In the meantime, I opened the bottle of Viognier- but did wait until 6p ;)- and pondered a couple kitchen lessons that I wish to share:
1) Be willing to improvise and have fun. The pasta machine really could have thrown me, and as I read further, I saw the note to use a “quite mild goat cheese.” Hah! I bought the assertive, not mild stuff: Bûcheron. Do you know it? It’s an aged goat cheese from France and is awesome.
2) Think creatively. I do not have a pastry or ravioli press and actually don’t even have a round cookie cutter. So, guess what came in handy? The Born Free sippy cup top cover. That’s what I cut my ravs out with and they look lovely.

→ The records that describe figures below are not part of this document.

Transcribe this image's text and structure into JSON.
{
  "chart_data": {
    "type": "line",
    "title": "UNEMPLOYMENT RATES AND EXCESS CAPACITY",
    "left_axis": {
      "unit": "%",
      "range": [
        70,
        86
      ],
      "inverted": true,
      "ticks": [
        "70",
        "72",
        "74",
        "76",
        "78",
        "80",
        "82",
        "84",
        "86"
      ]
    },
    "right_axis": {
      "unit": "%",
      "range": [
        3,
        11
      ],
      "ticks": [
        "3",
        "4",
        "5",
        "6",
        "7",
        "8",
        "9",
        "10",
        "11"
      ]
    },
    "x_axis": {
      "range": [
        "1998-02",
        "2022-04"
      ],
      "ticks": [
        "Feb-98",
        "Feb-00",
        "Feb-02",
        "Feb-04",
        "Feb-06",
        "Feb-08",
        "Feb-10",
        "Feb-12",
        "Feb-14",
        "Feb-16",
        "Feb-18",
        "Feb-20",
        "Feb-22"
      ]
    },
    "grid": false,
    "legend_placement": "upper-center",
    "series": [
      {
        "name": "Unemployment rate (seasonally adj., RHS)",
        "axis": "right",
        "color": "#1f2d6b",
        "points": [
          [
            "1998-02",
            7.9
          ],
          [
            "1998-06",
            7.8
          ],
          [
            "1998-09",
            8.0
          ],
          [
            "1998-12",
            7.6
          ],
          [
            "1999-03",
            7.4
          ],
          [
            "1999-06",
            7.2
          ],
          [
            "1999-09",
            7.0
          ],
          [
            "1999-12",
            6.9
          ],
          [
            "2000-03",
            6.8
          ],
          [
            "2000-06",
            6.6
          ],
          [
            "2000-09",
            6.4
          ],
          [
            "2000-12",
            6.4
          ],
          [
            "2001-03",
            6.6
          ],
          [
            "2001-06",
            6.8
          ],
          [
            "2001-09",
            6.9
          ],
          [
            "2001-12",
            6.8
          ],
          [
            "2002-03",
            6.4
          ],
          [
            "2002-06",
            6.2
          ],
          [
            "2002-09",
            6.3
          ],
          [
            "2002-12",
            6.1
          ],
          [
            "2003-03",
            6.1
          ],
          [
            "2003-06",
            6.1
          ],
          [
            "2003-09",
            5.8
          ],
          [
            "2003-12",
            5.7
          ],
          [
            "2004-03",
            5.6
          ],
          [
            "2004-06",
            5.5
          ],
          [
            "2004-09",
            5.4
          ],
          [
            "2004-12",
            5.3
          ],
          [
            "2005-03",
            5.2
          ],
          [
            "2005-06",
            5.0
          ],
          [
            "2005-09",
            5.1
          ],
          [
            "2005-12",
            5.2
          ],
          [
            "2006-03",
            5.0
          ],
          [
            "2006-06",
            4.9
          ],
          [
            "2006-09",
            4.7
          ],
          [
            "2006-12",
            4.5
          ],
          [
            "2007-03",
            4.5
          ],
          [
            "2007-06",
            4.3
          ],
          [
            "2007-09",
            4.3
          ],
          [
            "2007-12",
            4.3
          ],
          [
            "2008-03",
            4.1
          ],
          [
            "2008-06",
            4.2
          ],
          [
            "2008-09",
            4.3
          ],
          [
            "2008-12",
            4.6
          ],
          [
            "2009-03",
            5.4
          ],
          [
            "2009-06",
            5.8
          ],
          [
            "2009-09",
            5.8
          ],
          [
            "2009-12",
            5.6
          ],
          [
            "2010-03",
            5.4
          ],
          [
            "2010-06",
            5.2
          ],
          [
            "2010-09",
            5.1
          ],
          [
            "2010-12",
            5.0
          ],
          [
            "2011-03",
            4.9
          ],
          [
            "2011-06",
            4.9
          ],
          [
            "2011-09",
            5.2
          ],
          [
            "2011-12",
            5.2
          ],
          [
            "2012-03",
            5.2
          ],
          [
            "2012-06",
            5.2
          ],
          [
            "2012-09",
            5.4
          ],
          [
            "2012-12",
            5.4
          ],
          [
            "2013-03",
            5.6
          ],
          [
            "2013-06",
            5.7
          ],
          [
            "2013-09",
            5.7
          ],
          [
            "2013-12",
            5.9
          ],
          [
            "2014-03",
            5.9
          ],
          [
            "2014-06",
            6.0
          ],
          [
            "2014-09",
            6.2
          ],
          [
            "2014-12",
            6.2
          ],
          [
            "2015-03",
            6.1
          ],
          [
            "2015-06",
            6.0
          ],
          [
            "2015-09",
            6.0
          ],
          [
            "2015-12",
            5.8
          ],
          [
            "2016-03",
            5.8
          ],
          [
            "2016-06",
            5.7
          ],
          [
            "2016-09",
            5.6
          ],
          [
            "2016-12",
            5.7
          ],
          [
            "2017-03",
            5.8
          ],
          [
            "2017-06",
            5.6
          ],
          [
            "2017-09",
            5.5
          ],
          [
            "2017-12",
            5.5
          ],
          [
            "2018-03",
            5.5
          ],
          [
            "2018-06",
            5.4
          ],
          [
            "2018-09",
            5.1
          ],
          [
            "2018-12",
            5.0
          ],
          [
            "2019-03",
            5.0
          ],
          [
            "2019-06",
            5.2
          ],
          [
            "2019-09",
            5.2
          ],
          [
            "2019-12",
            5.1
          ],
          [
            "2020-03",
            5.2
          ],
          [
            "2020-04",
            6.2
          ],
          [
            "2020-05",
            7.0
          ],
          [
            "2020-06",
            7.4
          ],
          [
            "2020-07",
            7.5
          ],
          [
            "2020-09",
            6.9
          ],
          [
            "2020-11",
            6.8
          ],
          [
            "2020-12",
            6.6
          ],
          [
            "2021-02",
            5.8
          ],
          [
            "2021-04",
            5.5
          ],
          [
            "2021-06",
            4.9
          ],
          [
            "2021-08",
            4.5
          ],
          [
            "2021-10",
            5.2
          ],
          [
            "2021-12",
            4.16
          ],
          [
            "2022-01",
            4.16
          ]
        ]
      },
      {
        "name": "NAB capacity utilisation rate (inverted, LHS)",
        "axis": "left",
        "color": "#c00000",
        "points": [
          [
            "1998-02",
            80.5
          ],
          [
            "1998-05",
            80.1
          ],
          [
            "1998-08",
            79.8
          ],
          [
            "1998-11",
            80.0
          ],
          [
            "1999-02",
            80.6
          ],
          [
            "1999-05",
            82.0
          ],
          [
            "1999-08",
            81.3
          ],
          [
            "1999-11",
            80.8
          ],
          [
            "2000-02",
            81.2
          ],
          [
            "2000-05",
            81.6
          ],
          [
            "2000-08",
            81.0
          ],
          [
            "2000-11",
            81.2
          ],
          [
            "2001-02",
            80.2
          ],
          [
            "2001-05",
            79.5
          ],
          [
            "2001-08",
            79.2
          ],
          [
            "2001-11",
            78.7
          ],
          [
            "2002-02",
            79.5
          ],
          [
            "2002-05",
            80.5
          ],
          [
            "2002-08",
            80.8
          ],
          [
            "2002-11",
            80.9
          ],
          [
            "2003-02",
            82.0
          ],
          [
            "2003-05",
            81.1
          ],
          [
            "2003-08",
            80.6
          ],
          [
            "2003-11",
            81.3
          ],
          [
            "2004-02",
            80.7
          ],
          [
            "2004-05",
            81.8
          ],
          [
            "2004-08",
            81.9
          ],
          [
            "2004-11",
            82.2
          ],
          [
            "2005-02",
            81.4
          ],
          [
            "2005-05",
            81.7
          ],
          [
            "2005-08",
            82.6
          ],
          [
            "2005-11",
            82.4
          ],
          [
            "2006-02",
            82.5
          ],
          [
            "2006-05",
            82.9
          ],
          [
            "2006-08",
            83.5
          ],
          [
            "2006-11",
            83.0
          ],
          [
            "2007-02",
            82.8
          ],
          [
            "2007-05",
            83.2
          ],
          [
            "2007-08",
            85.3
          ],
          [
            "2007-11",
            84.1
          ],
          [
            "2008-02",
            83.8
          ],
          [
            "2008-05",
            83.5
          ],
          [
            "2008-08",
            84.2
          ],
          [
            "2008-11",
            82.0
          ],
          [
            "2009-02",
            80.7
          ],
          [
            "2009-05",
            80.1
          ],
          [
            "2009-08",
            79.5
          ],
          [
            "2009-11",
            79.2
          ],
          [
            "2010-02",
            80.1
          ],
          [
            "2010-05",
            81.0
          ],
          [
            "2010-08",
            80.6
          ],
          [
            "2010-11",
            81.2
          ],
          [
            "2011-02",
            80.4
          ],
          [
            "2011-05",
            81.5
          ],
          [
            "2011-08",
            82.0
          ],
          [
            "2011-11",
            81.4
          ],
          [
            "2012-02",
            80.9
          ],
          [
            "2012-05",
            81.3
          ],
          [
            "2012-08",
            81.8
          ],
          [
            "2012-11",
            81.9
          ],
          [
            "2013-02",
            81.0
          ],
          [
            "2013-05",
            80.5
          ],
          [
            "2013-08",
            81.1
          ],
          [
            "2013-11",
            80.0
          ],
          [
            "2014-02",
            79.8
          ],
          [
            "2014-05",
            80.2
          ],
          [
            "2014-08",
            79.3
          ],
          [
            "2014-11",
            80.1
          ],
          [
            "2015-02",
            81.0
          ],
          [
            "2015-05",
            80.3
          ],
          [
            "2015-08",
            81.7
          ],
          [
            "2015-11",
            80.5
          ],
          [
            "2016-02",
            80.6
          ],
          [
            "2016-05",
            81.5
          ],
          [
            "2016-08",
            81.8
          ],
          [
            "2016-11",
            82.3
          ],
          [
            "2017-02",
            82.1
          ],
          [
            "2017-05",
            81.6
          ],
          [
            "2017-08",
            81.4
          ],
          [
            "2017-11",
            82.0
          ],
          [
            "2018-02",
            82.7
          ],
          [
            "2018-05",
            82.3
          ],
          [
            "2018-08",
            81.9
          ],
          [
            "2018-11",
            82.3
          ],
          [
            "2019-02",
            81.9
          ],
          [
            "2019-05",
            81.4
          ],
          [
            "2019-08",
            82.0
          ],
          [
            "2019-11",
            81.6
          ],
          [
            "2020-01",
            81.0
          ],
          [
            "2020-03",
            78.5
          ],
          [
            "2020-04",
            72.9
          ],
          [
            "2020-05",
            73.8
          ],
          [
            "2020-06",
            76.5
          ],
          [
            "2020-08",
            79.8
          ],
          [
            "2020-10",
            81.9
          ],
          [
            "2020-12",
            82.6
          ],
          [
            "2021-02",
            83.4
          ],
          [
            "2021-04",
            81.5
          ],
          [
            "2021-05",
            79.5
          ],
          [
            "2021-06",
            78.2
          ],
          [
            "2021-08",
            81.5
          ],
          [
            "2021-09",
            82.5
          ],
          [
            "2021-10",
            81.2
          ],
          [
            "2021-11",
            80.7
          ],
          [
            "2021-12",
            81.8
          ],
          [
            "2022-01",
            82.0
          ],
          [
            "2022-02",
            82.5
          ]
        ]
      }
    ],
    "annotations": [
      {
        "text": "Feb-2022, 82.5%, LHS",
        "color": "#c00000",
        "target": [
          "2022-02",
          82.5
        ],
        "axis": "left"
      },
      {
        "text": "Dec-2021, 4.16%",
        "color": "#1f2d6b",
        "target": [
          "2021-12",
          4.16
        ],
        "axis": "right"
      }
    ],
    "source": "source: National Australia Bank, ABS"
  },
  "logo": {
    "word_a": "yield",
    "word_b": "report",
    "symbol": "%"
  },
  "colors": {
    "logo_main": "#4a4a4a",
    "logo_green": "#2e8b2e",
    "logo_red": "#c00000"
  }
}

When I saw this recipe, I was immediately transported back to Florence, Italy, 2007. Jack, then 15 months, and I went for three weeks (Tom joined us for 2), and rented an apartment near my sister, Elia. I had studied Italian during my pregnancy so could get us around fairly well, and we became regulars in the pasticcerias, panificios and markets in our neighborhood. The St Ambrogio market was like the ultimate farmers market: it reeked of authenticity; generations-old traditions and recipes; effusive, kind, totally unpretentious Italian craftsmen/women; and gorgeous, fresh produce, meats, cheeses, breads, flowers, herbs and on and on. It was incredible, and Jack and I went regularly. He loved the polpettini (little meatballs) and I discovered ravioli di limone. They were ethereal little pillows of lemony, ricotta’y air. I asked how to prepare them and was told a simple lemon butter sauce was all I needed. Mamma mia- it was beyond.
So tonight is my ode to the St. Ambrogio lemon ravioli, that trip to Florence and my sister and Michele.